I loved, loved, loved this book. Stacey Lee weaves a beautiful, powerful work of historical fiction, choosing a moment in time when people were forced to come together: black, white, Asian, wealthy, poor, the earthquake was the great equalizer. How the survivors chose to move forward often left me open-mouthed, as prejudices – racial and class (or perceived class) – prevailed.
Mercy Wong is the kind of protagonist whose name every reader needs to know. She’s smart, witty, determined, and full of love for her family. She has hopes and dreams, and she refuses to let other people’s ways of thinking narrow her own scope. When intimidated, she presses onward. She’s a survivor even before the earthquake hits, and in its aftermath, she becomes so much more: she becomes a beacon.

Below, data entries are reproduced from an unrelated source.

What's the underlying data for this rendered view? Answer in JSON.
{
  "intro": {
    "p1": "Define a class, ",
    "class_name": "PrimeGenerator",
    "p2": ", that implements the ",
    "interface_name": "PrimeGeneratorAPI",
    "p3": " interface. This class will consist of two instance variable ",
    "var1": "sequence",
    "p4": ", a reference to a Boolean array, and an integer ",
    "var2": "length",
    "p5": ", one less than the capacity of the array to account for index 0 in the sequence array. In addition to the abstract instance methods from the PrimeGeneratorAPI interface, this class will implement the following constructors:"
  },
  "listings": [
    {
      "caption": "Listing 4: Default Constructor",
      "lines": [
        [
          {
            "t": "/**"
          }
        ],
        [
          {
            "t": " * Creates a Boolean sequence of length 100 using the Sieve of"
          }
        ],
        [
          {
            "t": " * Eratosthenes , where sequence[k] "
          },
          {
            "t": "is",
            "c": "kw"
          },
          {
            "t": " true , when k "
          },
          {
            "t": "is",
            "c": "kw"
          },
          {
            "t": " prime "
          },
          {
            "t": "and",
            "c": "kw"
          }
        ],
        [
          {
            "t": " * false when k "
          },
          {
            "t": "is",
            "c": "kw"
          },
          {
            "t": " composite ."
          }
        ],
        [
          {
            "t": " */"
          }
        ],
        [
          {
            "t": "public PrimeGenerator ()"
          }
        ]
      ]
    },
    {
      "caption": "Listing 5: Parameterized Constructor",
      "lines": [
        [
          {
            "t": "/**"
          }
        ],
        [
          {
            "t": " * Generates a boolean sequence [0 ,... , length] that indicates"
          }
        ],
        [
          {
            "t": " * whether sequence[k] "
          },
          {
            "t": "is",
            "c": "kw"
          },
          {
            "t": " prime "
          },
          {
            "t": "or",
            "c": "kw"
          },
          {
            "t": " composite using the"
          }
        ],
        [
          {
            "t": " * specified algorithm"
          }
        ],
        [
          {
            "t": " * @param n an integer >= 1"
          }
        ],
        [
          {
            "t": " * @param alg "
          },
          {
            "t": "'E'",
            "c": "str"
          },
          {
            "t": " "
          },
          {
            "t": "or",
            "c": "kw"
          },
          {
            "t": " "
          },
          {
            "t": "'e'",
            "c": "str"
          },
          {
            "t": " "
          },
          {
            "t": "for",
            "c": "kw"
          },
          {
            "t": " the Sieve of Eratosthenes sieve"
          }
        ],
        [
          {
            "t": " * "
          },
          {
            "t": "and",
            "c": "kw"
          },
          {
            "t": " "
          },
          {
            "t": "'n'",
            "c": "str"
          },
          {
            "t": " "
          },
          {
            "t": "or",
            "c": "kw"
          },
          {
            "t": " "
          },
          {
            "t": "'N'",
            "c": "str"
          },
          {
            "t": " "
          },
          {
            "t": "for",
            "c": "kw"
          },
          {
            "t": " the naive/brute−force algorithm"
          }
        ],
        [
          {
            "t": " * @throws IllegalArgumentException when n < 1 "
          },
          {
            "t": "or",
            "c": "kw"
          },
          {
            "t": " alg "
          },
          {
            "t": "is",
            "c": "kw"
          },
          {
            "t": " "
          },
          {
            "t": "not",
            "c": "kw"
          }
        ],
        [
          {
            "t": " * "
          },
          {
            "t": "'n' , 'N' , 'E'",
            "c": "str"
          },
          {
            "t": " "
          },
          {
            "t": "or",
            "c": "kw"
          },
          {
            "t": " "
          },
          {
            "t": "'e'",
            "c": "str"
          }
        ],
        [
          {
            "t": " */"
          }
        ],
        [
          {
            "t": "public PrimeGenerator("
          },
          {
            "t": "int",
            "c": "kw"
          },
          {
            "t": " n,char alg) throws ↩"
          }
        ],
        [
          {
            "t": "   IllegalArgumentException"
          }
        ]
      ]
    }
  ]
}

Stacey Lee brings every single character in this book to beautiful life. Every character moved me to a reaction, whether it was disgust, anger, or affection. She also reminded me that I’m as quick to judge others – even literary characters – on surface impressions – just as these seemingly skin-deep characters judge those around them. She unpacks these characters as the book progresses, and while their actions are still small-minded and cruel, the reasons are explained. She also weaves aspects of Chinese culture and true historical details into her narrative, giving us a work of historical fiction from a time period not usually touched on, through the eyes of a narrator with a very unique perspective.
I just told a colleague that I want to wrap myself up in Stacey Lee’s words; they’re beautifully written and just curl around you, even when describing dark, aching moments.
Author Stacey Lee is a We Need Diverse Books founding member. Her previous book, Under a Painted Sky, received starred reviews from PW and Kirkus, and Outrun the Moon has received a starred Kirkus review. You can read an excerpt at the Entertainment Weekly website.
Add this book to your collections, booktalk it for summer, and give it to anyone who loves good literature.